Felix saiu da companhia de dança no final da tarde, exausto e com a mente a mil. Ele ainda não conseguia esquecer a conversa com Sabrina, nem a visão de Hyunjin da noite anterior. Seu corpo estava no piloto automático, suas mãos tremiam levemente enquanto ele vestia o casaco de forma desajeitada.

— Merda… — murmurou, tentando puxar o zíper.

Ao levantar o olhar, seus dedos pararam. Seu coração deu um salto no peito.

Ali, do outro lado da rua, encostado em um carro preto, estava Hyunjin.

Felix congelou. Hyunjin estava parcialmente escondido por um capuz, mas Felix reconheceria aquele rosto em qualquer lugar, mesmo com a sombra que cobria parte de suas feições. Era ele. Hyunjin.

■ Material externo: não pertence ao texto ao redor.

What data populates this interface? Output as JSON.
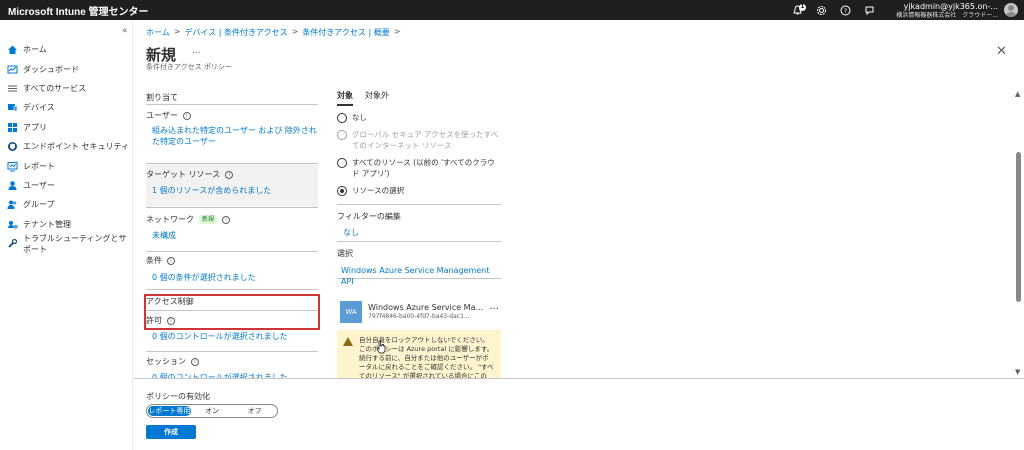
{
  "app": {
    "title": "Microsoft Intune 管理センター"
  },
  "topbar": {
    "notification_count": "1",
    "account_user": "yjkadmin@yjk365.on-...",
    "account_org": "横浜情報機器株式会社　クラウドー..."
  },
  "sidebar": {
    "collapse": "«",
    "items": [
      {
        "label": "ホーム",
        "icon": "home-icon"
      },
      {
        "label": "ダッシュボード",
        "icon": "dashboard-icon"
      },
      {
        "label": "すべてのサービス",
        "icon": "list-icon"
      },
      {
        "label": "デバイス",
        "icon": "devices-icon"
      },
      {
        "label": "アプリ",
        "icon": "apps-icon"
      },
      {
        "label": "エンドポイント セキュリティ",
        "icon": "shield-icon"
      },
      {
        "label": "レポート",
        "icon": "report-icon"
      },
      {
        "label": "ユーザー",
        "icon": "user-icon"
      },
      {
        "label": "グループ",
        "icon": "group-icon"
      },
      {
        "label": "テナント管理",
        "icon": "tenant-icon"
      },
      {
        "label": "トラブルシューティングとサポート",
        "icon": "wrench-icon"
      }
    ]
  },
  "breadcrumb": [
    "ホーム",
    "デバイス | 条件付きアクセス",
    "条件付きアクセス | 概要"
  ],
  "page": {
    "title": "新規",
    "more": "...",
    "subtitle": "条件付きアクセス ポリシー",
    "close": "✕"
  },
  "assignments": {
    "heading": "割り当て",
    "users_label": "ユーザー",
    "users_value": "組み込まれた特定のユーザー および 除外された特定のユーザー",
    "target_label": "ターゲット リソース",
    "target_value": "1 個のリソースが含められました",
    "network_label": "ネットワーク",
    "network_badge": "新規",
    "network_value": "未構成",
    "conditions_label": "条件",
    "conditions_value": "0 個の条件が選択されました",
    "access_heading": "アクセス制御",
    "grant_label": "許可",
    "grant_value": "0 個のコントロールが選択されました",
    "session_label": "セッション",
    "session_value": "0 個のコントロールが選択されました"
  },
  "targeting": {
    "tab_include": "対象",
    "tab_exclude": "対象外",
    "options": [
      {
        "label": "なし",
        "checked": false,
        "disabled": false
      },
      {
        "label": "グローバル セキュア アクセスを使ったすべてのインターネット リソース",
        "checked": false,
        "disabled": true
      },
      {
        "label": "すべてのリソース (以前の 'すべてのクラウド アプリ')",
        "checked": false,
        "disabled": false
      },
      {
        "label": "リソースの選択",
        "checked": true,
        "disabled": false
      }
    ],
    "filter_label": "フィルターの編集",
    "filter_value": "なし",
    "select_label": "選択",
    "select_value": "Windows Azure Service Management API",
    "resource_logo": "WA",
    "resource_name": "Windows Azure Service Ma...",
    "resource_id": "797f4846-ba00-4fd7-ba43-dac1...",
    "resource_more": "···",
    "warning": "自分自身をロックアウトしないでください。このポリシーは Azure portal に影響します。続行する前に、自分または他のユーザーがポータルに戻れることをご確認ください。 \"すべてのリソース\" が選択されている場合にこの"
  },
  "footer": {
    "policy_enable_label": "ポリシーの有効化",
    "toggle": [
      {
        "label": "レポート専用",
        "active": true
      },
      {
        "label": "オン",
        "active": false
      },
      {
        "label": "オフ",
        "active": false
      }
    ],
    "create_label": "作成"
  },
  "colors": {
    "accent": "#0078d4",
    "highlight": "#d13438",
    "topbar": "#1f1f1f"
  }
}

Os olhos de Felix se encheram de lágrimas imediatamente, seu peito começou a apertar de uma forma insuportável. Ele mal conseguia respirar, uma mistura de surpresa, alívio e uma dor que não conseguia definir. As palavras de Sabrina voltaram a ecoar em sua mente, dizendo que era impossível, que Hyunjin estava morto. Mas ali estava ele, vivo e em carne e osso, a poucos metros de distância.

— Hyunjin… — Felix sussurrou, sua voz embargada.

Felix arquejou e, sem pensar duas vezes, começou a acelerar o passo, correndo em direção a ele. Suas pernas estavam fracas, mas a necessidade de chegar até Hyunjin era maior. Ele precisava de respostas, precisava tocá-lo, precisava saber por que Hyunjin havia desaparecido da sua vida e agora estava fugindo de novo.

No entanto, assim que Felix começou a se aproximar, Hyunjin ficou tenso. Seu corpo pareceu endurecer, e em um movimento rápido, ele entrou no carro. Felix, desesperado, gritou:

— Hyunjin, espera!

Hyunjin não hesitou. O carro acelerou com um rugido do motor, saindo em disparada pela rua antes que Felix pudesse sequer se aproximar. O som dos pneus queimando o asfalto ecoou pela rua, e Felix viu a silhueta do carro se distanciar cada vez mais, até desaparecer no tráfego.

Felix parou no meio da calçada, os pés pesados como chumbo. Ele tentou correr mais, mas suas pernas se recusavam a seguir. Era como se o chão estivesse afundando sob seus pés, puxando-o para baixo. A respiração saiu em soluços curtos e irregulares, as lágrimas agora escorriam livremente por suas bochechas.

— Ele fugiu… de novo — Felix sussurrou para si mesmo, a dor em sua voz evidente. Seu coração parecia partir-se em mil pedaços mais uma vez, como na noite em que perdeu Hyunjin.

Ele não sabia o que fazer. Não sabia como seguir em frente. Tudo o que conseguia sentir era o vazio que Hyunjin havia deixado ao fugir novamente. E desta vez, Felix tinha certeza de que não era apenas sua mente pregando peças. Ele realmente o viu, e Hyunjin estava vivo. Em carne e osso.